10 Places to Travel on a Budget: Vermont
Finding 10 places to travel on a budget in Vermont isn’t hard. The state is a great, inexpensive haven where billboards are illegal and nature reigns. Here’s a list of Green Mountain State highlights:
- Burlington. Burlington is Vermont’s biggest city, though don’t expect a metropolis. The population stands at around 40,000. Despite this, there’s a lot to do and it’s a great place to travel on a budget. Church Street is a pedestrian area full of shopping, from used bookstores to handmade Vermont crafts and art. Lake Champlain, the sixth largest in the states after the Great Lakes, dominates Burlington’s west side. Make sure to stop by Penny Cluse for brunch; it’s every Vermonter’s favorite.

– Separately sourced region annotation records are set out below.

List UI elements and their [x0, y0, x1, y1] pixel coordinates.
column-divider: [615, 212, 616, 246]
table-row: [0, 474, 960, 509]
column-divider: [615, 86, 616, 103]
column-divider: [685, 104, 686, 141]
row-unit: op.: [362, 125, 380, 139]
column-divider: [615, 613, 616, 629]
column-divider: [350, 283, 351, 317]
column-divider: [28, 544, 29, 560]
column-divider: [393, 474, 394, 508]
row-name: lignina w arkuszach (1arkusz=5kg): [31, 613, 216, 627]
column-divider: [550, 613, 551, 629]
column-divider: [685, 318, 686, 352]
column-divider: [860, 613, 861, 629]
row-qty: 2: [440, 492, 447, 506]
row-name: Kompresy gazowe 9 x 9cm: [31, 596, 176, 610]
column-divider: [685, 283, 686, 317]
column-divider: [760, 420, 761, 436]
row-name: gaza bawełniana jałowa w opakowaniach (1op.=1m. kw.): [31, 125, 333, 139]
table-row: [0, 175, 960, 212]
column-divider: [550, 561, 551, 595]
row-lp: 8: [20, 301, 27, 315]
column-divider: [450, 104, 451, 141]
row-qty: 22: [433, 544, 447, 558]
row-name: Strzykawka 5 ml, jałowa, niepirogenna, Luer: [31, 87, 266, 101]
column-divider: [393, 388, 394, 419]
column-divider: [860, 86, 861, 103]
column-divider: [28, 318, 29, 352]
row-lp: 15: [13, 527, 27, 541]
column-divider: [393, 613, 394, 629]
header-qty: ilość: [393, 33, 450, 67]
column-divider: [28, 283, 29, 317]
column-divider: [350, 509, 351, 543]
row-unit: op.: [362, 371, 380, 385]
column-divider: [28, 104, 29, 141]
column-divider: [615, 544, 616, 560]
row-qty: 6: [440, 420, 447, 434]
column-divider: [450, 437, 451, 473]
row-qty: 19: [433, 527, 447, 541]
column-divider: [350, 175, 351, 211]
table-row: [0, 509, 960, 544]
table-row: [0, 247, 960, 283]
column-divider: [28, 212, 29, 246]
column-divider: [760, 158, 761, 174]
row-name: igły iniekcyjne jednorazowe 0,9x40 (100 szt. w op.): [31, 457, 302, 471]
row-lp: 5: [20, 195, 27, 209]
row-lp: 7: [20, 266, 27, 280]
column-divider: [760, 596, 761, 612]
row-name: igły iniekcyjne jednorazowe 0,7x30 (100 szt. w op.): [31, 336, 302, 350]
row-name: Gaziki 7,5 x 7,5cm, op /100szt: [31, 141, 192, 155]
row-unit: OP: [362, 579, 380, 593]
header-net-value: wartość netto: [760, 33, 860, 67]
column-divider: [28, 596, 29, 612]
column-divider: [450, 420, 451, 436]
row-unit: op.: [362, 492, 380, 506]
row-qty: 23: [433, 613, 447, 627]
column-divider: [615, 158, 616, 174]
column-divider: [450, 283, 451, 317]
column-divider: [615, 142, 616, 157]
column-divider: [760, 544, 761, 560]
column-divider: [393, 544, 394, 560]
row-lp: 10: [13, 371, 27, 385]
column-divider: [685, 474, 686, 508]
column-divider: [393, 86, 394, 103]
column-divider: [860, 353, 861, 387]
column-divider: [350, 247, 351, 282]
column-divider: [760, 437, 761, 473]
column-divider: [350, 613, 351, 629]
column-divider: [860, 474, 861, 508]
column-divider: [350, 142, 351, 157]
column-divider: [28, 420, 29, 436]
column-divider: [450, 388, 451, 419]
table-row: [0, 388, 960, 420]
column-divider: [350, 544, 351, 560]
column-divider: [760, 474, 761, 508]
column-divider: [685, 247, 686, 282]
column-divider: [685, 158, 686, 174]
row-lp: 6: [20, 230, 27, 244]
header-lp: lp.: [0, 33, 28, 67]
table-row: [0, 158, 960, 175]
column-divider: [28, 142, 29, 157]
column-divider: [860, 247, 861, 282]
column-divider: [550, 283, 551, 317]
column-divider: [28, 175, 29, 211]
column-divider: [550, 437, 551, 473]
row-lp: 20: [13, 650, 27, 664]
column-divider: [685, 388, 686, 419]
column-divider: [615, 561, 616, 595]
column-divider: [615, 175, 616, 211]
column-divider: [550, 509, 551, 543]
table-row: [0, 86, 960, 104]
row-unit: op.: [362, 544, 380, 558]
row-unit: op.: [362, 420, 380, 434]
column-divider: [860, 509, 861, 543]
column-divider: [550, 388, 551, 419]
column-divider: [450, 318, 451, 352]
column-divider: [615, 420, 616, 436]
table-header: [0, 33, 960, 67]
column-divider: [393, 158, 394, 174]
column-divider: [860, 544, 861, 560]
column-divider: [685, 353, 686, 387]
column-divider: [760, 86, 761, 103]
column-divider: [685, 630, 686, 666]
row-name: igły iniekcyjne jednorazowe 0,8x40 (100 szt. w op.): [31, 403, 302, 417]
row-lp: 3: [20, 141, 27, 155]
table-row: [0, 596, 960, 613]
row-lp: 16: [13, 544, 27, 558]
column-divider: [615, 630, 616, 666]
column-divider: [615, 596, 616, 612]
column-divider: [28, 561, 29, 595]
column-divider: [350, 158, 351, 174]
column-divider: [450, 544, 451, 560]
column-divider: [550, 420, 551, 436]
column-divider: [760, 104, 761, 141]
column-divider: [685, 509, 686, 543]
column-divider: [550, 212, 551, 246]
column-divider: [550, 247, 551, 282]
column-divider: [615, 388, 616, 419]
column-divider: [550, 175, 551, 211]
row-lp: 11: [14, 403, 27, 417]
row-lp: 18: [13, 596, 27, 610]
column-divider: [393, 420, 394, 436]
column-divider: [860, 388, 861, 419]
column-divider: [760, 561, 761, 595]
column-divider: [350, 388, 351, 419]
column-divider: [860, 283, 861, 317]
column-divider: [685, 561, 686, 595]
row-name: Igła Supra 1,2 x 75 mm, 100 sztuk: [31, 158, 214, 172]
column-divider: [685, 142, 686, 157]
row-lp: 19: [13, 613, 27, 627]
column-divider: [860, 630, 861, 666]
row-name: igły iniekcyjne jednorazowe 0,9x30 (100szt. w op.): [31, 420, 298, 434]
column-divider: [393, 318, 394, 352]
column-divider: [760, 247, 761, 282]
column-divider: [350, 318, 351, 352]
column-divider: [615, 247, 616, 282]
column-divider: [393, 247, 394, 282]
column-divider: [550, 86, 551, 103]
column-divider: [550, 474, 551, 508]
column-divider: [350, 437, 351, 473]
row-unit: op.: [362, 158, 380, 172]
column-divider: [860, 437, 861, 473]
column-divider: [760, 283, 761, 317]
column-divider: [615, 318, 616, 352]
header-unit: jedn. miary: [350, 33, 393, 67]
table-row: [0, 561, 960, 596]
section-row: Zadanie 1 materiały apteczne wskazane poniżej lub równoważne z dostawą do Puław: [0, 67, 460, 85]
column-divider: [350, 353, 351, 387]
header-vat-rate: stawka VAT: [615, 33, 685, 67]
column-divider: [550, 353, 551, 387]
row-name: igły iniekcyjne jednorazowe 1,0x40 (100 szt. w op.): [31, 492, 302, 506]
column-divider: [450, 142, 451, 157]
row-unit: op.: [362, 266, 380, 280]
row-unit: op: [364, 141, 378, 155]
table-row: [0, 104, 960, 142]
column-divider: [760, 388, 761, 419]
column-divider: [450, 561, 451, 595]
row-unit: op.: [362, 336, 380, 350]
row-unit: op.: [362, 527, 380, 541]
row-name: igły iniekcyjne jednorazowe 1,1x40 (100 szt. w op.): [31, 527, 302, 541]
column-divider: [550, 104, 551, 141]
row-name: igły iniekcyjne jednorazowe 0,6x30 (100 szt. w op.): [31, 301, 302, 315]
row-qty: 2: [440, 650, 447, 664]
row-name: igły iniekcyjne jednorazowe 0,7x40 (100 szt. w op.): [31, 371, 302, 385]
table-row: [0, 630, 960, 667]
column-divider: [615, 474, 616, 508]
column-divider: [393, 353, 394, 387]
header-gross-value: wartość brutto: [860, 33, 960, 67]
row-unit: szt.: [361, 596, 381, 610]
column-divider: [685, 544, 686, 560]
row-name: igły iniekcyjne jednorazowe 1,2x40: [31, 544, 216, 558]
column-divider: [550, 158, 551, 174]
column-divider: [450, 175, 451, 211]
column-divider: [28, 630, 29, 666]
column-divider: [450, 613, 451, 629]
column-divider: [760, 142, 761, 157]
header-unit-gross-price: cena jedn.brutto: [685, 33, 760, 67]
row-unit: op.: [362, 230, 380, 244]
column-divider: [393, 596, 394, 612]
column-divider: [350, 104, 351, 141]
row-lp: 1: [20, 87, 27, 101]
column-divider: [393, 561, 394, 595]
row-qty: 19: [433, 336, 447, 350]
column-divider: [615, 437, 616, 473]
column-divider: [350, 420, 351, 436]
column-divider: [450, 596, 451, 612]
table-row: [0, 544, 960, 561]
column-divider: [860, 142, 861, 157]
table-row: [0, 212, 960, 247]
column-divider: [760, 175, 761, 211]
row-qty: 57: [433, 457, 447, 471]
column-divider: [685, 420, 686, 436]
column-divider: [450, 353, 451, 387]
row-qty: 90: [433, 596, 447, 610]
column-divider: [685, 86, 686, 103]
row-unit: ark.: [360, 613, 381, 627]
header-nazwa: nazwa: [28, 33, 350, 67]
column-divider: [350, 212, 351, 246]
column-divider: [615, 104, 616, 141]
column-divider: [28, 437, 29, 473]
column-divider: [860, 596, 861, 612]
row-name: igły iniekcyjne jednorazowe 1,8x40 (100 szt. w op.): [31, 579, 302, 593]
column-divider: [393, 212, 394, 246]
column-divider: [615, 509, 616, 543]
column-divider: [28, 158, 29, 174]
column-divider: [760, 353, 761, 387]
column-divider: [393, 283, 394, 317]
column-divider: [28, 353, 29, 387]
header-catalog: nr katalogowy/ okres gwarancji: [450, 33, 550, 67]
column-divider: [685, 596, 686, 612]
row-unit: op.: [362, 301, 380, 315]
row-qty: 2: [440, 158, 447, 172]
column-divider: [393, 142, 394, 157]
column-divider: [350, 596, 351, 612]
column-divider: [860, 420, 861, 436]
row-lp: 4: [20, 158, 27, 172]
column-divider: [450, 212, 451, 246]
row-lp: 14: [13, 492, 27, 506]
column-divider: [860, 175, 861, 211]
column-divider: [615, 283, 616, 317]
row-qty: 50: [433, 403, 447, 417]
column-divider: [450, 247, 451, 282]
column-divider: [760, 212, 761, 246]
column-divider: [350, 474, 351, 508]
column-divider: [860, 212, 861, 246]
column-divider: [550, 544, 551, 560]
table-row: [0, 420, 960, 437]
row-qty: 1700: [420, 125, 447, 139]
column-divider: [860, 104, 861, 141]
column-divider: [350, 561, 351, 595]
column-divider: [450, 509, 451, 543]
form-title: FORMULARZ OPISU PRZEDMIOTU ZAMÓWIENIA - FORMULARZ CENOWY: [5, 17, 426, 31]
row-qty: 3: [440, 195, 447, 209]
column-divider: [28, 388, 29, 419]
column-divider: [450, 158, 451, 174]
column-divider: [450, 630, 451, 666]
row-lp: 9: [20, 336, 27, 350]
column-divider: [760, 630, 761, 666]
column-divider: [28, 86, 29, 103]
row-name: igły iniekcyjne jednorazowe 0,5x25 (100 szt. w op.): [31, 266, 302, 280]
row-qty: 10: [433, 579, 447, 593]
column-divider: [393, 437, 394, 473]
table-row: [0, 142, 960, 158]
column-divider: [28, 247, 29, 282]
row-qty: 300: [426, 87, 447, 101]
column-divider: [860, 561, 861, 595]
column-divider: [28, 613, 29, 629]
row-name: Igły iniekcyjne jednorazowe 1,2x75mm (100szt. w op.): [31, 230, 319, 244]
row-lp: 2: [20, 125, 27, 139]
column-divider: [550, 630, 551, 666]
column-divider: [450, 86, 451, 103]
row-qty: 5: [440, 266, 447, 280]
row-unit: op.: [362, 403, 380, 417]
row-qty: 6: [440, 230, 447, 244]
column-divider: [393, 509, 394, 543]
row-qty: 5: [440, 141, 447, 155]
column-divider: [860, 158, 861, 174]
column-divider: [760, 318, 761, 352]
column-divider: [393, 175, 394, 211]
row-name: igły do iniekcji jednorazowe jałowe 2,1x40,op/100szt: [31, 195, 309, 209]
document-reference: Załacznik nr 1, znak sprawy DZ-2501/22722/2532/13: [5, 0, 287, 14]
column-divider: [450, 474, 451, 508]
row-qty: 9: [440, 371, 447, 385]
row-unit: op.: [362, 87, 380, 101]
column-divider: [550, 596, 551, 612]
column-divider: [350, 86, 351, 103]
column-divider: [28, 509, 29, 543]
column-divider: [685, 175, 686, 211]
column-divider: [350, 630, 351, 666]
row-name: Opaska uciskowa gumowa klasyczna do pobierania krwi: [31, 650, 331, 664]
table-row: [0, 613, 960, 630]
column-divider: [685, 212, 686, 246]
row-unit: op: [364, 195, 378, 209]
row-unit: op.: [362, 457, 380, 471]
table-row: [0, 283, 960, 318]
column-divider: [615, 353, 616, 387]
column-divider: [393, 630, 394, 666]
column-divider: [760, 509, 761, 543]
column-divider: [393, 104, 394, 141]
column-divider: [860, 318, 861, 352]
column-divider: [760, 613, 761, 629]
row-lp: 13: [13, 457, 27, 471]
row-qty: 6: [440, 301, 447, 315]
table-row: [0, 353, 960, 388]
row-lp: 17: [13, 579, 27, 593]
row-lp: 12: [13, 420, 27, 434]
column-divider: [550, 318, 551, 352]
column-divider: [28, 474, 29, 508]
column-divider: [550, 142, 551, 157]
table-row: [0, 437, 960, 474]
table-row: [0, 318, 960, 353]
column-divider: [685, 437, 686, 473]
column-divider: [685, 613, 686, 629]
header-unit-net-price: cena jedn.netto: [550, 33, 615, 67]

- Middlebury. Middlebury College makes the town famous. The campus is stately, with a fantastic library and art museum. In town there’s Frog Hollow, one of three branches of the Vermont State Craft Center. Middlebury’s waterfall is beautiful and quaint. Find great, inexpensive coffee at Carol’s Hungry Mind café and explore Middlebury’s green.
Brattleboro. Brattleboro is a funky, alternative New England village with a thriving artistic community. Like most Vermont towns, Brattleboro can be seen in a few hours. After walking the town check out one of the great cafes. The Original Common Ground is a New England gem with vegetarian food that features touring bands. Brattleboro sits on the Connecticut River.
Montpelier. With a population of less than 9,000, Montpelier is one of the smallest state capitals in America. The Vermont State House and Vermont History Museum, both of which are a must for the Vermont traveler on a budget, are in central Montpelier.
Lake Willoughby. The Northeast Kingdom’s Lake Willoughby is one of Vermont’s best places to visit on a budget. Surrounded by beautiful forested mountains, the area is a great place for fall foliage. Bring your binoculars and be prepared to see thrushes, warblers, hummingbirds, loons, herons, and even a Peregrine Falcon; over 100 species of birds have been spotted in the Lake Willoughby area.
- Seymour Lake. Like Lake Willoughby, Seymour Lake is in the Northeast Kingdom, the section of Vermont that borders Canada. It is Vermont’s second largest lake and accommodations in the area are inexpensive making it a must for the Vermont traveler on a budget.
- Barnard. Barnard is quintessential Vermont. Its downtown is a few blocks long with nothing but a general store, post office, and a few restaurants. Two world-class chefs from California run the Barnard Inn Restaurant. While the main dining room is pricey, Max’s Tavern is great for Vermont travelers on a budget. Silver Lake, also in Barnard, is perfect for traditional Vermont swimming: no beaches, no lifeguards, just water and the woods on a mountain. If you’re lucky, you might see some naked hippies.
- Waterbury. Waterbury advertises itself as “Just What You’re Looking For”. If you’re looking for ice cream, there’s truth to that. The Ben & Jerry’s factory is one of the town’s central attractions. Free ice cream comes with a tour and the flavor graveyard offers a glimpse at some bizarre combinations laid to rest. Waterbury also boasts Camel’s Hump, Vermont’s tallest mountain. Though it looks more like a shark fin, the Hump has great hiking and is free for all.
- Woodstock. Woodstock is classic Vermont. The small town features covered bridges, quiet inns, beautiful foliage, and great hiking. Woodstock boasts an impressively long list of things to do for a town of 3200 people: kayaking, canoeing, balloon tours, horseback riding, golfing, performing arts and skiing. They’ve even got a winery. For the arts lover, Vermont native Stephen Huneck kept his main gallery in Woodstock.
St. Johnsbury. Named American's best little town by “National Geographic Adventurer”, St. Johnsbury offers the Vermont staples. It sets itself apart with artist Stephen Huneck’s Dog Temple. Huneck is most famous for his life-size dog sculptures. In his home of St. Johnsbury, on the side of what he dubbed Dog Mountain, Huneck built a temple for humans of all denominations to celebrate spiritual connection to dogs in. Though he passed in January 2010, Huneck’s spirit of joy and simplicity is essential to St. Johnsbury.
Tip: It helps if you have a car: Vermont is isolated.